Recibido en la Universidad de Buenos Aires, Potenze volvió a su Colegio como docente y enseñó Historia a los estudiantes de los primeros años a lo largo de muchas camadas. 

Pero su obra e influencia mayor en la educación argentina lleva el nombre de otra ciudad: Ushuaia.

En 1994, cuando un grupo de padres y vecinos de Ushuaia se acercó al CNBA buscando apadrinamiento académico para crear una escuela secundaria de excelencia en el extremo sur del país, el entonces rector Horacio Sanguinetti convocó a Potenze para ponerla en marcha. Así nació, bajo el padrinazgo del Colegio, el Colegio Nacional de Ushuaia, del que Potenze fue su primer rector y al que condujo durante diecisiete años, hasta 2011. 

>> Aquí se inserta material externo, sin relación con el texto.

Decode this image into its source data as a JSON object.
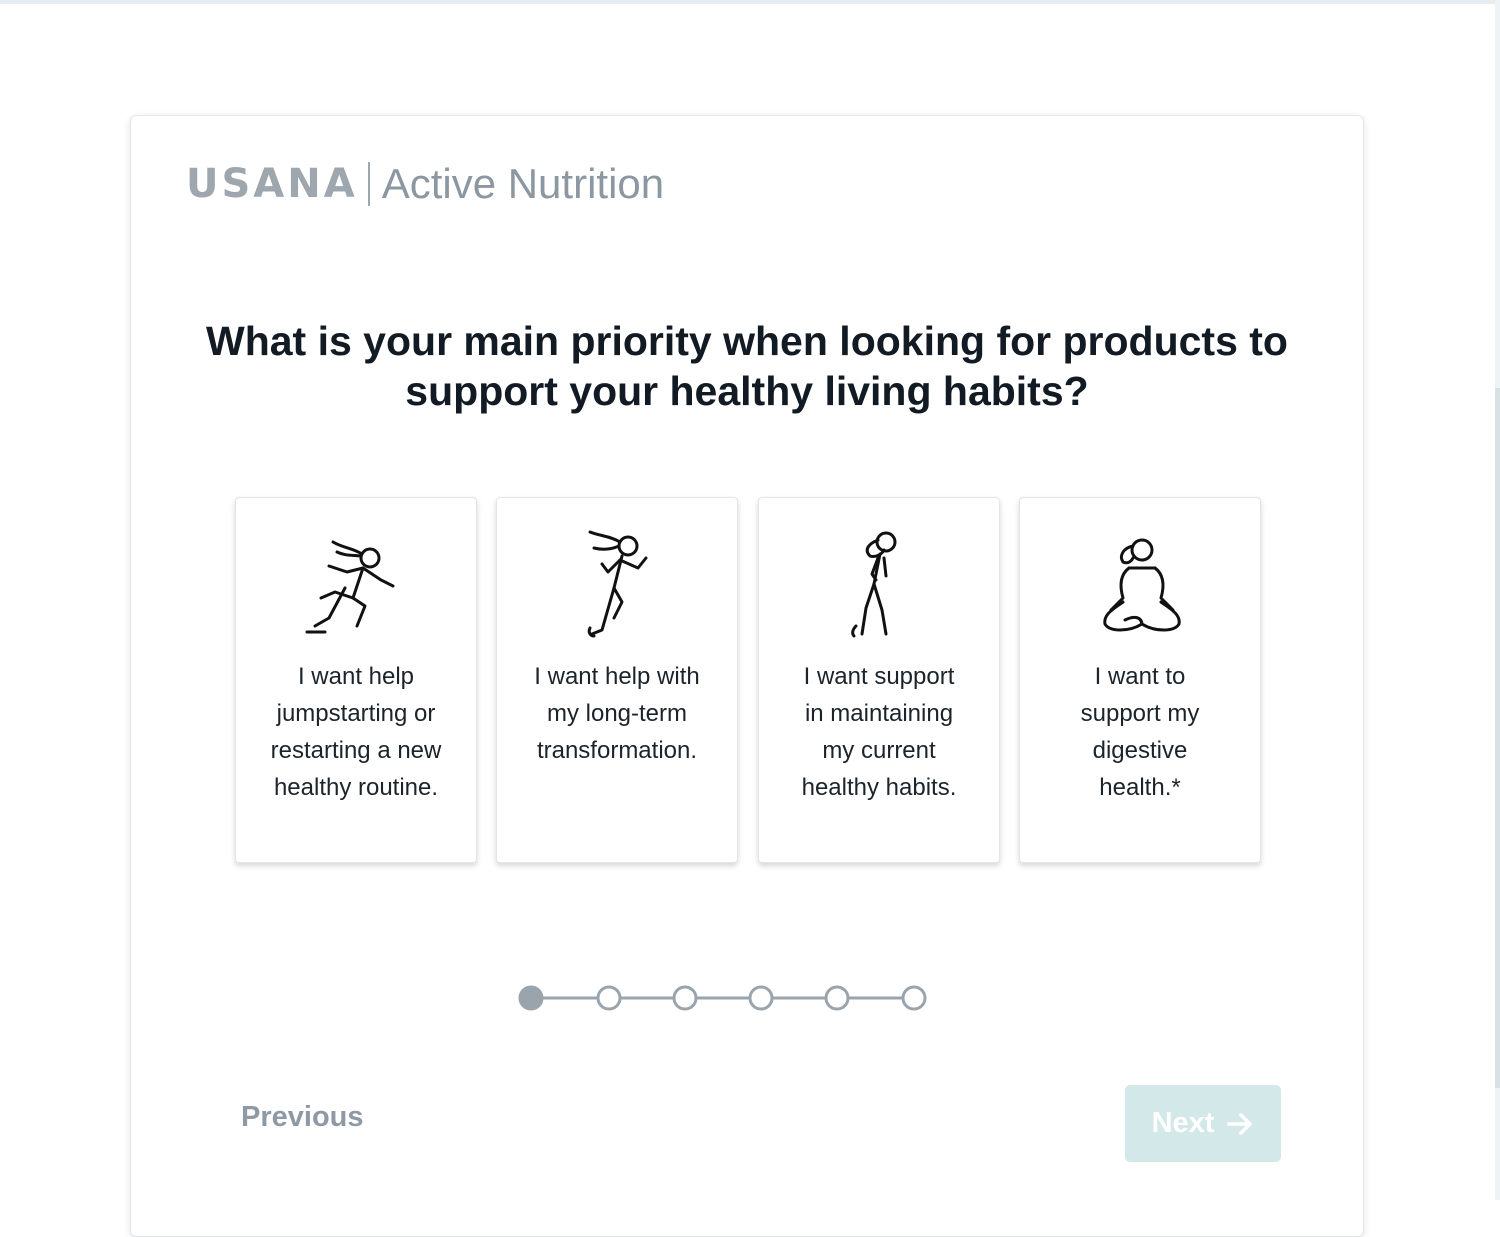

En palabras de Sanguinetti: "un ex alumno y profesor distinguido, Lucas Potenze, aceptó el desafío de asumir el rectorado" en una ciudad situada a 3000 kilómetros de Buenos Aires, que por entonces vivía un acelerado crecimiento poblacional al calor de la flamante provincialización de Tierra del Fuego. El nuevo colegio adoptó los planes, programas y sistema de ingreso del CNBA, egresó su primera promoción en 1998 y mantiene hasta hoy programas de intercambio académico entre estudiantes y docentes de ambas instituciones.

Compartimos el recuerdo de su colega Federico Lorenz, también docente de Historia en nuestro Colegio. "Una buena persona, y, sobre todo, un profesor de Historia al que siempre quise parecerme. Llegué hasta acá, entre otras cosas, por esa confianza que sabía generar en sus estudiantes, por su generosidad para las recomendaciones, por su respeto incondicional por la curiosidad de sus alumnos. Hizo más llevadero el ritmo exigente del Colegio Nacional de Buenos Aires cuando me tocó ser su alumno, y luego se transformó en un gran amigo y lector, siempre crítico y cariñosamente exigente".

Uno de sus alumnos, Federico Penelas, también lo recuerda así: "Creo que fue el profesor más querido por la mayoría de aquella 6ta División. Un profesor apasionado, muy exigente, muy moderno en su modo de enseñarle historia a adolescentes". "En muchos de nosotros, aun sin dedicarnos a la historia, dejó una marca imborrable como ejemplo de docente y de persona [...] Gracias, profesor, trataré de seguir honrándolo en mis clases de Filosofía."

Acompañamos y compartimos el dolor de su familia, sus amigos, sus colegas docentes y de las generaciones de alumnos del CNBA y de Ushuaia, que hoy lo recuerdan con gratitud.